In the previous versions of SharePoint,
administrators tended to work in reactive mode—typically, users of the
system would report performance issues or loss of access to their data
in SharePoint, and the IT department would then jump on the case to
rectify the issue. SharePoint now provides health and monitoring
features to give the IT group a heads-up of potential issues in the
platform, long before users ever see an issue.
1. Logging
Logging is an important part of health
monitoring because it is via various log files that SharePoint may
alert administrators to issues in the system. The Unified Logging
Service (ULS provides administrators with an extensive dump of
information, warnings, and errors occurring in the platform. When
something goes wrong, the user typically sees either a custom-developed
“oops” message in his or her browser, or a default SharePoint error
message. It is the job of SharePoint administrators to find out what
went wrong, and the ULS logs will likely give an indication of the
problem—especially if it is recurring.
Note By default, the ULS logs live on each SharePoint 2013 server in the Logs folder of the hive, typically c:\program files\common files\Microsoft shared\web server extensions\15\logs.
Figure 1
shows the explorer view of the ULS log folder on my SharePoint 2013
development server. The log folder consists of a number of files, both
log and usage files (all text files), that have a file name in the
format of year, month, day, and time. If you crack open any of the log
files you can see lots of detail, reported by the various functional
areas of the SharePoint platform—notice that the Timer Service reports
lots of information events.
Viewing the ULS log files in the raw is not
always helpful. Fortunately, you can download a ULS viewer application
to browse ULS.
Note Download the ULS viewer tool from http://archive.msdn.microsoft.com/ULSViewer.
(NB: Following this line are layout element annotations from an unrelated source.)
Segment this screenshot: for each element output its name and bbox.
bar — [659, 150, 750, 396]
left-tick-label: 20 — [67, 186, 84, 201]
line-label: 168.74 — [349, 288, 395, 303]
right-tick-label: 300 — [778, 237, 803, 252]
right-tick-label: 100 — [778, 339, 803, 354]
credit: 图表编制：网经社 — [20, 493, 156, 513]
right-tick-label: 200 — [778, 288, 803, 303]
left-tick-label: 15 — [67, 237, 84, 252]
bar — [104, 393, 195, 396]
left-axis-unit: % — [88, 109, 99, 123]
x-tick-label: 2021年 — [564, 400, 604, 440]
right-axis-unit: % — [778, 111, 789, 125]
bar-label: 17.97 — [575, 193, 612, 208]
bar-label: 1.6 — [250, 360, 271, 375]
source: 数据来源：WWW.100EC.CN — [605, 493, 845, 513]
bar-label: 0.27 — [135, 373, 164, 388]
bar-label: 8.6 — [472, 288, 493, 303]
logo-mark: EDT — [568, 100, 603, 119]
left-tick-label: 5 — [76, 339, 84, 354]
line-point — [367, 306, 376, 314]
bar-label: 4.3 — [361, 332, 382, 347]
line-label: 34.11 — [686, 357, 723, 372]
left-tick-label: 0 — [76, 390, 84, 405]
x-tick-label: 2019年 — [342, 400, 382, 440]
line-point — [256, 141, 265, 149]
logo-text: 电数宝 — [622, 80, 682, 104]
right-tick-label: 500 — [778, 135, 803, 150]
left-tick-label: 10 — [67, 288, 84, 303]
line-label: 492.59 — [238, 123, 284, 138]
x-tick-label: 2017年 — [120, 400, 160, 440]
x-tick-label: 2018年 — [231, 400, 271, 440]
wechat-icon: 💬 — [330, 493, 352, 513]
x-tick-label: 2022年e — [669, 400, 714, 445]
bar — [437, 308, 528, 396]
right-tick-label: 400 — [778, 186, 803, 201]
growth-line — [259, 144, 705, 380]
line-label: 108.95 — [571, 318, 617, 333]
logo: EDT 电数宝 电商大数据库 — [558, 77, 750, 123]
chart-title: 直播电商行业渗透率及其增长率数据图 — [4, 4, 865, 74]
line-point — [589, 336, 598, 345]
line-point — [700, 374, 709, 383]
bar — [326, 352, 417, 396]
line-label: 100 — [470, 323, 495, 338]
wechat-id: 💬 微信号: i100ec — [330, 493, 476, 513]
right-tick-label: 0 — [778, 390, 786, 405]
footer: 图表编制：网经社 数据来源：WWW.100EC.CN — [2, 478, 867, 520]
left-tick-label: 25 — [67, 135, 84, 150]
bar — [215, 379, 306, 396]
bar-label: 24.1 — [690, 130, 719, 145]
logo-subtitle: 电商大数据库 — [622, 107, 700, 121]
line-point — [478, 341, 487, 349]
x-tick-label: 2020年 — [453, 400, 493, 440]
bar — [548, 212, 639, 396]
SharePoint allows you to fine-tune the ULS log
files to contain information most important to you. The Trace Log
Windows Service, which controls output of the ULS log files, also
operates in a variety of verbosity modes, ranging from error reporting
to very detailed information for every action in the platform. As you
might expect, Central Administration is the place to configure the ULS
settings, as demonstrated in the following steps:
- Open Central Administration.
- Click on the Monitoring link.
- Click the Configure Diagnostic Logging link.
- SharePoint shows a page like that in Figure 2.
- Expand the Categories node.
- Specify the types of events you wish SharePoint to log in the ULS logs.
- When an error occurs in the platform, SharePoint reports events to
both the ULS and Windows event log; you may control the severity
(verbosity level) of events logged to both in the Throttling section of
the page.
Note This
page does not show you the current configuration for throttling; it
defaults to empty drop-down controls and no categories selected.
- Flood protection consists of preventing SharePoint logging
the same repeated event to the Windows event log when a consistent
problem arises. For example, if a timer service job runs every five
minutes and fails, you really do not want hundreds of event log errors
of the same message because an administrator did not get to the issue
for a few hours.
- Finally, the Trace Log section defines the location of ULS log
files, the number of days of history to store, and the maximum size of
log files.
Note When
changing settings for diagnostic logging, I recommend you restart the
SharePoint 2013 Tracing Service in Windows Services. Also, stop this
service if you need to delete any of the ULS log files.